The 3-year-old Not This Time gelding saved ground, waited for room and unleashed a late run down the rail to edge Instability by a neck in Saturday’s $150,000 Woodhaven at one mile on firm turf. Under Javier Castellano, Blackmail covered the distance in 1:40.21 and returned $23.14 to win as the 10-1 outsider in a race that was reduced to five runners after scratches by Blinging It Back, Casa Cielo and Growth Equity.

What stood out was the way Blackmail handled the trip. He tracked from third, stayed tucked inside, and finished with enough purpose to get first jump at the top of the stretch before holding off the 4-5 favorite. The pace was measured rather than collapsing, with Longshoreman opening in 25.24, the half in 51.55 and six furlongs in 1:16.51, yet Blackmail still had to produce the kind of acceleration that separates a useful colt from one that is still learning how to win. That mattered because he came in with some rough edges, including a Feb. 14 optional claiming race at Tampa Bay Downs in which he was disqualified from third to seventh for first-turn interference.

For Mark Casse and assistant Shane Tripp, the Woodhaven was a clear step forward. Blackmail had scratched from a Friday allowance to take this stakes chance, and he delivered in a way that suggested the barn’s patience is paying off. He had already broken his maiden on Gulfstream Park Tapeta in November, but this was his first turf win and his first stakes success, and both came in the same race.

The profile is starting to look more intriguing.
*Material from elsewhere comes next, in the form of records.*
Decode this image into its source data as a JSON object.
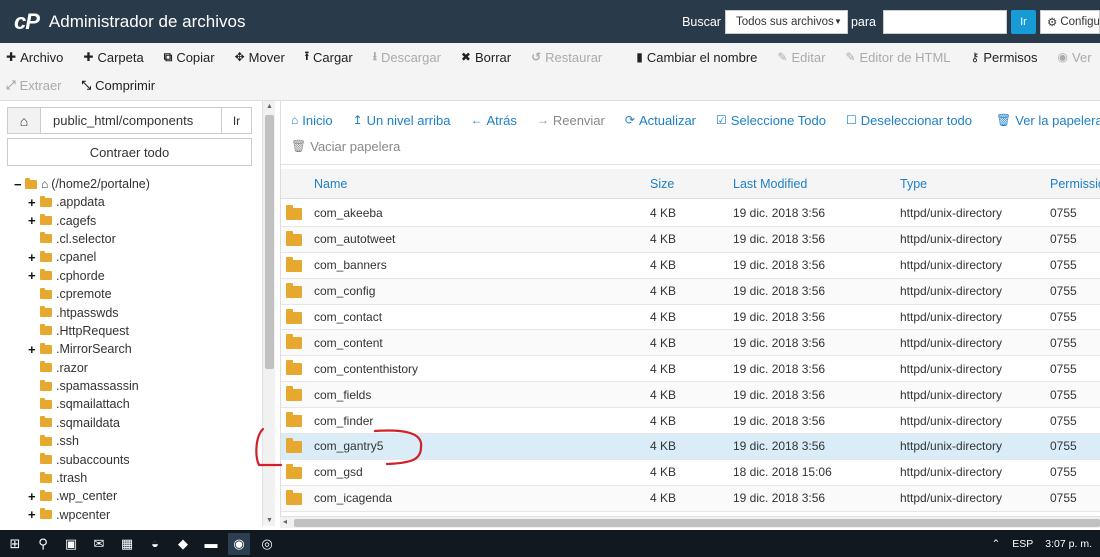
{
  "header": {
    "logo_text": "cP",
    "title": "Administrador de archivos",
    "search_label": "Buscar",
    "search_scope": "Todos sus archivos",
    "for_label": "para",
    "go_label": "Ir",
    "settings_label": "Configu"
  },
  "toolbar": {
    "row1": [
      {
        "label": "Archivo",
        "icon": "plus-icon",
        "glyph": "✚",
        "disabled": false
      },
      {
        "label": "Carpeta",
        "icon": "plus-icon",
        "glyph": "✚",
        "disabled": false
      },
      {
        "label": "Copiar",
        "icon": "copy-icon",
        "glyph": "⧉",
        "disabled": false
      },
      {
        "label": "Mover",
        "icon": "move-icon",
        "glyph": "✥",
        "disabled": false
      },
      {
        "label": "Cargar",
        "icon": "upload-icon",
        "glyph": "⭱",
        "disabled": false
      },
      {
        "label": "Descargar",
        "icon": "download-icon",
        "glyph": "⭳",
        "disabled": true
      },
      {
        "label": "Borrar",
        "icon": "delete-icon",
        "glyph": "✖",
        "disabled": false
      },
      {
        "label": "Restaurar",
        "icon": "restore-icon",
        "glyph": "↺",
        "disabled": true
      },
      {
        "label": "Cambiar el nombre",
        "icon": "rename-icon",
        "glyph": "▮",
        "disabled": false
      },
      {
        "label": "Editar",
        "icon": "edit-icon",
        "glyph": "✎",
        "disabled": true
      },
      {
        "label": "Editor de HTML",
        "icon": "html-editor-icon",
        "glyph": "✎",
        "disabled": true
      },
      {
        "label": "Permisos",
        "icon": "key-icon",
        "glyph": "⚷",
        "disabled": false
      },
      {
        "label": "Ver",
        "icon": "eye-icon",
        "glyph": "◉",
        "disabled": true
      }
    ],
    "row2": [
      {
        "label": "Extraer",
        "icon": "expand-icon",
        "glyph": "⤢",
        "disabled": true
      },
      {
        "label": "Comprimir",
        "icon": "compress-icon",
        "glyph": "⤡",
        "disabled": false
      }
    ]
  },
  "left_panel": {
    "path_value": "public_html/components",
    "go_label": "Ir",
    "collapse_label": "Contraer todo",
    "root_label": "(/home2/portalne)",
    "tree": [
      {
        "label": ".appdata",
        "expandable": true
      },
      {
        "label": ".cagefs",
        "expandable": true
      },
      {
        "label": ".cl.selector",
        "expandable": false
      },
      {
        "label": ".cpanel",
        "expandable": true
      },
      {
        "label": ".cphorde",
        "expandable": true
      },
      {
        "label": ".cpremote",
        "expandable": false
      },
      {
        "label": ".htpasswds",
        "expandable": false
      },
      {
        "label": ".HttpRequest",
        "expandable": false
      },
      {
        "label": ".MirrorSearch",
        "expandable": true
      },
      {
        "label": ".razor",
        "expandable": false
      },
      {
        "label": ".spamassassin",
        "expandable": false
      },
      {
        "label": ".sqmailattach",
        "expandable": false
      },
      {
        "label": ".sqmaildata",
        "expandable": false
      },
      {
        "label": ".ssh",
        "expandable": false
      },
      {
        "label": ".subaccounts",
        "expandable": false
      },
      {
        "label": ".trash",
        "expandable": false
      },
      {
        "label": ".wp_center",
        "expandable": true
      },
      {
        "label": ".wpcenter",
        "expandable": true
      }
    ]
  },
  "right_toolbar": {
    "row1": [
      {
        "label": "Inicio",
        "icon": "home-icon",
        "glyph": "⌂",
        "grey": false
      },
      {
        "label": "Un nivel arriba",
        "icon": "level-up-icon",
        "glyph": "↥",
        "grey": false
      },
      {
        "label": "Atrás",
        "icon": "back-arrow-icon",
        "glyph": "←",
        "grey": false
      },
      {
        "label": "Reenviar",
        "icon": "forward-arrow-icon",
        "glyph": "→",
        "grey": true
      },
      {
        "label": "Actualizar",
        "icon": "refresh-icon",
        "glyph": "⟳",
        "grey": false
      },
      {
        "label": "Seleccione Todo",
        "icon": "checkbox-checked-icon",
        "glyph": "☑",
        "grey": false
      },
      {
        "label": "Deseleccionar todo",
        "icon": "checkbox-empty-icon",
        "glyph": "☐",
        "grey": false
      },
      {
        "label": "Ver la papelera",
        "icon": "trash-icon",
        "glyph": "🗑",
        "grey": false
      }
    ],
    "row2": [
      {
        "label": "Vaciar papelera",
        "icon": "trash-icon",
        "glyph": "🗑",
        "grey": true
      }
    ]
  },
  "table": {
    "columns": {
      "name": "Name",
      "size": "Size",
      "modified": "Last Modified",
      "type": "Type",
      "perms": "Permissio"
    },
    "rows": [
      {
        "name": "com_akeeba",
        "size": "4 KB",
        "modified": "19 dic. 2018 3:56",
        "type": "httpd/unix-directory",
        "perms": "0755",
        "selected": false
      },
      {
        "name": "com_autotweet",
        "size": "4 KB",
        "modified": "19 dic. 2018 3:56",
        "type": "httpd/unix-directory",
        "perms": "0755",
        "selected": false
      },
      {
        "name": "com_banners",
        "size": "4 KB",
        "modified": "19 dic. 2018 3:56",
        "type": "httpd/unix-directory",
        "perms": "0755",
        "selected": false
      },
      {
        "name": "com_config",
        "size": "4 KB",
        "modified": "19 dic. 2018 3:56",
        "type": "httpd/unix-directory",
        "perms": "0755",
        "selected": false
      },
      {
        "name": "com_contact",
        "size": "4 KB",
        "modified": "19 dic. 2018 3:56",
        "type": "httpd/unix-directory",
        "perms": "0755",
        "selected": false
      },
      {
        "name": "com_content",
        "size": "4 KB",
        "modified": "19 dic. 2018 3:56",
        "type": "httpd/unix-directory",
        "perms": "0755",
        "selected": false
      },
      {
        "name": "com_contenthistory",
        "size": "4 KB",
        "modified": "19 dic. 2018 3:56",
        "type": "httpd/unix-directory",
        "perms": "0755",
        "selected": false
      },
      {
        "name": "com_fields",
        "size": "4 KB",
        "modified": "19 dic. 2018 3:56",
        "type": "httpd/unix-directory",
        "perms": "0755",
        "selected": false
      },
      {
        "name": "com_finder",
        "size": "4 KB",
        "modified": "19 dic. 2018 3:56",
        "type": "httpd/unix-directory",
        "perms": "0755",
        "selected": false
      },
      {
        "name": "com_gantry5",
        "size": "4 KB",
        "modified": "19 dic. 2018 3:56",
        "type": "httpd/unix-directory",
        "perms": "0755",
        "selected": true
      },
      {
        "name": "com_gsd",
        "size": "4 KB",
        "modified": "18 dic. 2018 15:06",
        "type": "httpd/unix-directory",
        "perms": "0755",
        "selected": false
      },
      {
        "name": "com_icagenda",
        "size": "4 KB",
        "modified": "19 dic. 2018 3:56",
        "type": "httpd/unix-directory",
        "perms": "0755",
        "selected": false
      }
    ]
  },
  "taskbar": {
    "lang": "ESP",
    "clock": "3:07 p. m."
  },
  "colors": {
    "header_bg": "#293a4a",
    "accent_blue": "#1e80c9",
    "folder": "#e6a82e",
    "selected_row": "#d9ecf7",
    "annotation_red": "#d0202a"
  }
}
Equibase lists Blackmail as a Kentucky-bred gelding by Not This Time out of Waving by Street Cry, with a lifetime line of six starts, two wins and one second. Gary Barber was the winning owner, Don Alberto Corporation the breeder, and the winner’s share was $94,500. Taylor Made Stallions said the Woodhaven made Blackmail Not This Time’s 10th stakes winner of 2026, a sire note that only adds to the sense that this colt is climbing into a higher class.

If Blackmail keeps settling and finishing like this, the next logical targets are more one-turn turf spots where position and timing matter as much as raw ability. After the Woodhaven, he looks less like a horse with promise and more like one ready to test how far that promise can travel.